VER BALIĞIMI O BENİM BALIĞIMDI / 1960'LI YILLAR
Sazın, kırın, Sakarya’nın ve de toprak arkların masum, yaramaz çocuklarıydık. Baharda kırlara yemlik, çıtlık, toklu başı toplamaya gider, susayınca da yollarda teker izlerinde birikmiş bilmem hangi bakteriyi bünyesinde barındıran yağmur sularını içer, içerken de hemen fetvâsını bulurduk.
Yarın ahirette bunu bile bulamayabiliriz...
Ahşap bentler basılıp kanallara su verilirdi. Bir kanal, hemen Sakarya Nehri’ne içeriden paralel, diğeri de köyün kıble tarafından geçerdi. Kanal, toprak olunca bulanık akardı. Bir de köyün çocukları girince hepten bulanırdı.

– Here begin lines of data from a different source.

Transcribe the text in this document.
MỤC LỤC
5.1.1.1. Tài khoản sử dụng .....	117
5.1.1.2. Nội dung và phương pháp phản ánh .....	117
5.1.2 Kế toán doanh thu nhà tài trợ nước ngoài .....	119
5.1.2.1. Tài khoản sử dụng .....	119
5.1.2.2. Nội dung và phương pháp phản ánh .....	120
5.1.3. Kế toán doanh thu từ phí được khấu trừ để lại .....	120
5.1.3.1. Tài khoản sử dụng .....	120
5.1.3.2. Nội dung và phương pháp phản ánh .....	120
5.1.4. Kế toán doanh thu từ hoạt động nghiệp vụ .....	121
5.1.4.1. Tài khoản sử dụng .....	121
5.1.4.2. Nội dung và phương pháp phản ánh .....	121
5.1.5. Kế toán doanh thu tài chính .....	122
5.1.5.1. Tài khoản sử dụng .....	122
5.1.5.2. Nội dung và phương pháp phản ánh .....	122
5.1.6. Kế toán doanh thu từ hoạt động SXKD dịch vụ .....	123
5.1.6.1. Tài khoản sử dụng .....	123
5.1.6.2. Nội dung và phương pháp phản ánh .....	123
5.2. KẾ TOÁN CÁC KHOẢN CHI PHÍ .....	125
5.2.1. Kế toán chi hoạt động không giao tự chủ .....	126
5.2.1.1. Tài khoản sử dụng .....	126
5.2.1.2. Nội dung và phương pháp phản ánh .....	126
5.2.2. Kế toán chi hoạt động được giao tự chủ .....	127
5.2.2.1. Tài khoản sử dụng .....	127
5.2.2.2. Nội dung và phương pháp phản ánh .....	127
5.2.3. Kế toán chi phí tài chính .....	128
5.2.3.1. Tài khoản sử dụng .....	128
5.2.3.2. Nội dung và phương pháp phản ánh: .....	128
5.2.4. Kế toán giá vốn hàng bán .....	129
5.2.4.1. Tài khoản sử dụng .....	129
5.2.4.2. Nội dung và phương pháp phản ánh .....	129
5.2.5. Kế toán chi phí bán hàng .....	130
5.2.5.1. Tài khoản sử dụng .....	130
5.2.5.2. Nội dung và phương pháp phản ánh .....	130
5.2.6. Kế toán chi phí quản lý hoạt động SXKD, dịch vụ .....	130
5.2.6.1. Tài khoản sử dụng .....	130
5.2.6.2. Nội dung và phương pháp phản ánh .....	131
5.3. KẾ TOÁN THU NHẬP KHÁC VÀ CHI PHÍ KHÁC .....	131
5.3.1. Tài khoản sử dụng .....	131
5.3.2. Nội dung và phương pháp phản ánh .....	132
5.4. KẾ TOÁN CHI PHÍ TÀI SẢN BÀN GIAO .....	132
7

Köylü ya da suya ihtiyacı olanlar kanalları toprak dolgularla tamir edip, mahsullerini sulardı. O kanallar yalnızca yüzmeye, sulamaya değil, aynı zamanda bizim ellerimizle balık tutmamıza da yarardı.
Balık tutmanın iki zamanı vardı. Biri bendler basılıp kanallara su verilince, bir diğeri de bentler açılıp kanallardan sular çekilince…
Yine bir yaz önü bahar içinde, bendlerin basıldığını duyan biz köyün çocukları saza üşüştük. Kanal bulanık suyla doluydu. Çoğumuz anadan üryan suya atladık.
Suyun derinliği 50-60 cm ancaydı ama su bulanıktı. Bir kısmımız dizlerinin üzerine suyun içine oturup set yapar, bir kısmımız da suda dolaşır balıkları yönlendirirdik. Herkesin tuttuğu balık kendisineydi.
Ben dizlerim üzerine oturmuş balık beklerken, belki o gün için kanalın en büyük balığı bodoslama bacaklarımın arasına giriverdi. Balık, o küçücük avuçlarımın arasında bir ileri bir geri çırpınıp dururken, pençelerimin yeterli gücü olmadığından tuttuğum balığı kaçırmıştım.
Doğal olarak av devam ediyor, herkes tuttuğunu dışarı atıyordu. Ben üzgündüm. Ağabeyimle birlikte epeyce balık tutsak da karın doyuracak cinsten değildi.
Bir müddet sonra suda bir bağrış koptu, ama ne bağrış! Sevinç çığlıkları atan biri, bizim Yaşar, halamın oğlu, tuttuğu balığı kaldırıp göstermez mi?
İşte orada yüreğim cız dedi. Yaşar benim tutup da zaptedemeğim balığı tutmuş, üstelik bir de hava atıyordu.
Dedim ki ona; “Ver balığımı o benim balığımdı!”
Verir mi gara eden? Çocuklarda bir kahkaha ki sormayın gitsin.
O gün bu gün o balık hikâyesi yeri geldiğinde hep anlatılıp duragelir anılar içinde dostlar meclisinde…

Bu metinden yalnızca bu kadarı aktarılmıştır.